上巻、下巻ともにおもしろかったです。
設定や展開、キャラは王道をひた走っていますが、巧みな心理描写と作り込まれた世界観が飽きさせずに読ませてくれました。
舞台は戦乱期の中国を連想させるファンタジー世界。
攻めは仙狐。俺様でエロい単細胞ですが、正直で優しく純粋な悪ガキ。笑
受けは王子。潔癖で意地っ張り、でも頭脳明晰で誇り高い美人です。
ブラコンの弟と伝説の仙人が脇を固めます。
敵の仙蛇の妄執、受けのトラウマ、反乱が起きた国の奪還。
ラノベや漫画で見たことあるぞ?な感じでも、なんちゃっての多いBLで、このようにかっちりファンタジーをやっているものは少ないでしょう。
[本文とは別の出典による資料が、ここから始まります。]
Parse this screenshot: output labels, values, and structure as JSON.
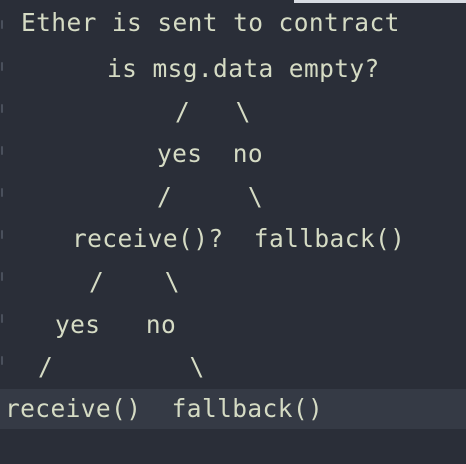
{
  "editor": {
    "lines": [
      "Ether is sent to contract",
      "is msg.data empty?",
      "/   \\",
      "yes  no",
      "/     \\",
      "receive()?  fallback()",
      "/    \\",
      "yes   no",
      "/         \\",
      "receive()  fallback()"
    ],
    "highlighted_line": 10
  },
  "colors": {
    "background": "#2a2e38",
    "text": "#d5dbc4",
    "current_line_highlight": "#353a45"
  }
}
矢城さんの好きな陵辱も、いいブレンドでストーリーを引っ張ります。
上巻で反発し合っていた2人が、心を通わせていく過程が読みどころ。
巻末に幸せな後日談が載っています。
また、矢城さんのHPでも後日談の短編が読めます。
個人的に矢城さんの作品は当たり外れが多いですが、この作品はあたりでした。
ファンタジー好きの方もそうでない方も、2冊同時にどうぞ。